We asked Partner Laura McMillan about her role in Brodies’ health and safety team and what are the next big issues in health and safety law.
What is your role at Brodies?
I am a partner and solicitor advocate in our health & safety and liability claims defence team.
What sort of things do you provide advice on to your clients?
I provide advice, training and support to clients on health & safety law and am focused on working with businesses or organisations (directly, or through their insurer or broker) to help them avoid health & safety incidents occurring. When an incident does occur, our team is there to assist clients in all areas – from helping with post-incident investigation to defending injury claims, and representing their interests when the Health & Safety Executive are involved.

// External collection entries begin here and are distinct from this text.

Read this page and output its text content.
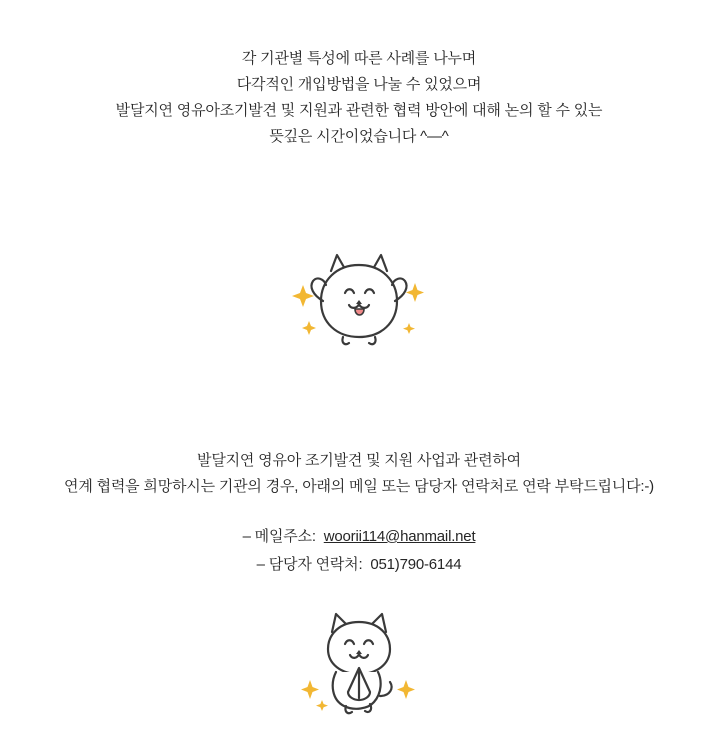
각 기관별 특성에 따른 사례를 나누며
다각적인 개입방법을 나눌 수 있었으며
발달지연 영유아조기발견 및 지원과 관련한 협력 방안에 대해 논의 할 수 있는
뜻깊은 시간이었습니다 ^—^
발달지연 영유아 조기발견 및 지원 사업과 관련하여
연계 협력을 희망하시는 기관의 경우, 아래의 메일 또는 담당자 연락처로 연락 부탁드립니다:-)
– 메일주소:  woorii114@hanmail.net
– 담당자 연락처:  051)790-6144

As a solicitor advocate, I regularly appear in court which gives me a good insight in to how a judge or sheriff might approach a case. In turn, that helps me to advise clients on how a claim, Fatal Accident Inquiry or prosecution should be handled, and what evidence is needed to put forward the best position possible.
What is your one top tip for businesses to improve their response to health and safety incidents?

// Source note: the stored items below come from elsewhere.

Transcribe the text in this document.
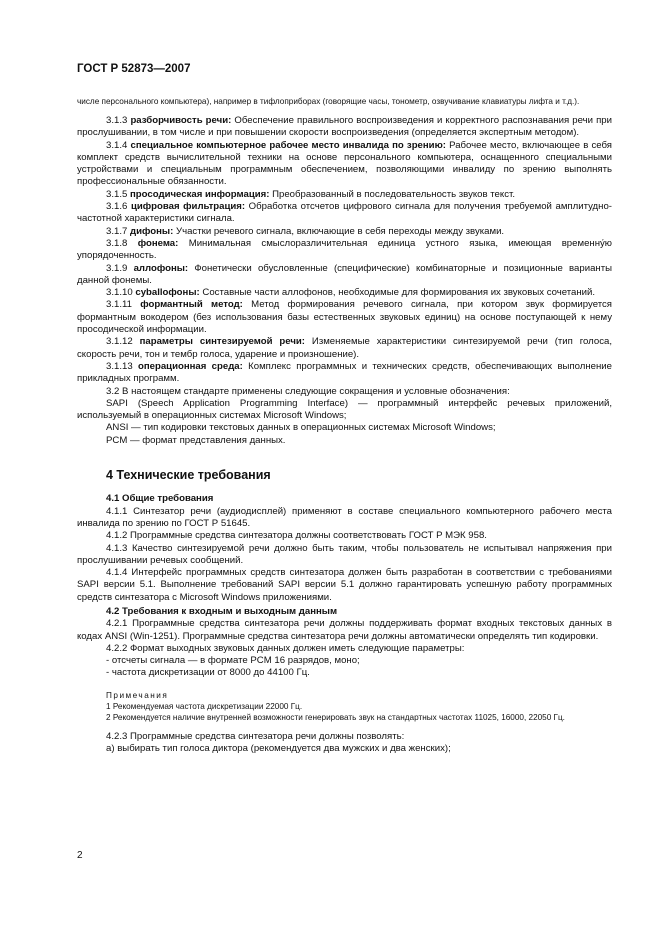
ГОСТ Р 52873—2007

числе персонального компьютера), например в тифлоприборах (говорящие часы, тонометр, озвучивание клавиатуры лифта и т.д.).

3.1.3 разборчивость речи: Обеспечение правильного воспроизведения и корректного распознавания речи при прослушивании, в том числе и при повышении скорости воспроизведения (определяется экспертным методом).

3.1.4 специальное компьютерное рабочее место инвалида по зрению: Рабочее место, включающее в себя комплект средств вычислительной техники на основе персонального компьютера, оснащенного специальными устройствами и специальным программным обеспечением, позволяющими инвалиду по зрению выполнять профессиональные обязанности.

3.1.5 просодическая информация: Преобразованный в последовательность звуков текст.

3.1.6 цифровая фильтрация: Обработка отсчетов цифрового сигнала для получения требуемой амплитудно-частотной характеристики сигнала.

3.1.7 дифоны: Участки речевого сигнала, включающие в себя переходы между звуками.

3.1.8 фонема: Минимальная смыслоразличительная единица устного языка, имеющая временну́ю упорядоченность.

3.1.9 аллофоны: Фонетически обусловленные (специфические) комбинаторные и позиционные варианты данной фонемы.

3.1.10 суballофоны: Составные части аллофонов, необходимые для формирования их звуковых сочетаний.

3.1.11 формантный метод: Метод формирования речевого сигнала, при котором звук формируется формантным вокодером (без использования базы естественных звуковых единиц) на основе поступающей к нему просодической информации.

3.1.12 параметры синтезируемой речи: Изменяемые характеристики синтезируемой речи (тип голоса, скорость речи, тон и тембр голоса, ударение и произношение).

3.1.13 операционная среда: Комплекс программных и технических средств, обеспечивающих выполнение прикладных программ.

3.2 В настоящем стандарте применены следующие сокращения и условные обозначения:

SAPI (Speech Application Programming Interface) — программный интерфейс речевых приложений, используемый в операционных системах Microsoft Windows;

ANSI — тип кодировки текстовых данных в операционных системах Microsoft Windows;

PCM — формат представления данных.

4 Технические требования

4.1 Общие требования

4.1.1 Синтезатор речи (аудиодисплей) применяют в составе специального компьютерного рабочего места инвалида по зрению по ГОСТ Р 51645.

4.1.2 Программные средства синтезатора должны соответствовать ГОСТ Р МЭК 958.

4.1.3 Качество синтезируемой речи должно быть таким, чтобы пользователь не испытывал напряжения при прослушивании речевых сообщений.

4.1.4 Интерфейс программных средств синтезатора должен быть разработан в соответствии с требованиями SAPI версии 5.1. Выполнение требований SAPI версии 5.1 должно гарантировать успешную работу программных средств синтезатора с Microsoft Windows приложениями.

4.2 Требования к входным и выходным данным

4.2.1 Программные средства синтезатора речи должны поддерживать формат входных текстовых данных в кодах ANSI (Win-1251). Программные средства синтезатора речи должны автоматически определять тип кодировки.

4.2.2 Формат выходных звуковых данных должен иметь следующие параметры:

- отсчеты сигнала — в формате PCM 16 разрядов, моно;

- частота дискретизации от 8000 до 44100 Гц.

Примечания

1 Рекомендуемая частота дискретизации 22000 Гц.

2 Рекомендуется наличие внутренней возможности генерировать звук на стандартных частотах 11025, 16000, 22050 Гц.

4.2.3 Программные средства синтезатора речи должны позволять:

а) выбирать тип голоса диктора (рекомендуется два мужских и два женских);

2
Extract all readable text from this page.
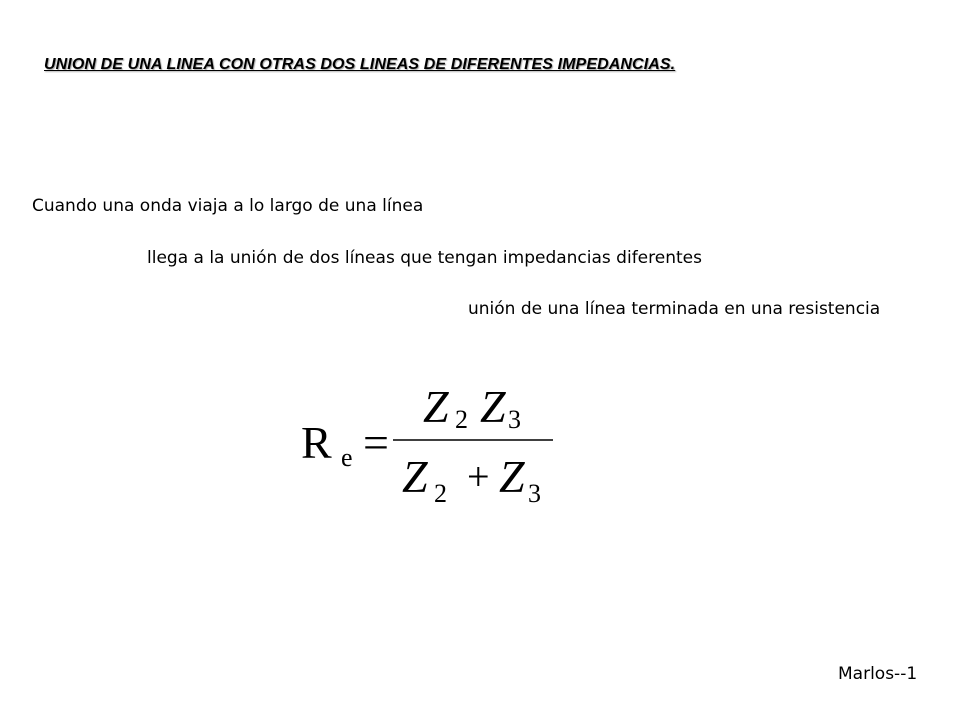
UNION DE UNA LINEA CON OTRAS DOS LINEAS DE DIFERENTES IMPEDANCIAS.
Cuando una onda viaja a lo largo de una línea
llega a la unión de dos líneas que tengan impedancias diferentes
unión de una línea terminada en una resistencia
R e =
Z 2 Z 3
Z 2 + Z 3
Marlos--1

Can I have two?! Firstly, have very clear procedures for handling incidents. These procedures may vary depending on the severity of the incident but each person in the business or organisation should know, and understand, their role in the event of an incident occurring. Secondly, if you anticipate a claim or Health & Safety Executive involvement, make sure that you retain all relevant information and know where to put your hands on it! If you are not clear on what might be relevant – seek advice from a health & safety advisor or solicitor. It is so frustrating when evidence which would support a defence is lost or was not captured in the first place.
What do you think will be the next big issues in health and safety law?
It remains to be seen what upheaval will follow Brexit when it comes to health and safety legislation, but it is unlikely obligations on, and standards expected of, most UK businesses will alter in any significant way. Rightly, there has recently been a considerable focus on stress and mental wellbeing in the workplace. In the past, this may have been viewed as a human resources issue, however, I would expect to see more Health & Safety Executive activity in this area. Failure to have an adequate policy on stress and mental wellbeing, or a failure to implement that policy, could well result in a business facing Health & Safety Executive enforcement, including prosecution. Finally, the increased use of AI and robotic technology will require businesses to consider, and address, the new health & safety risks they may bring.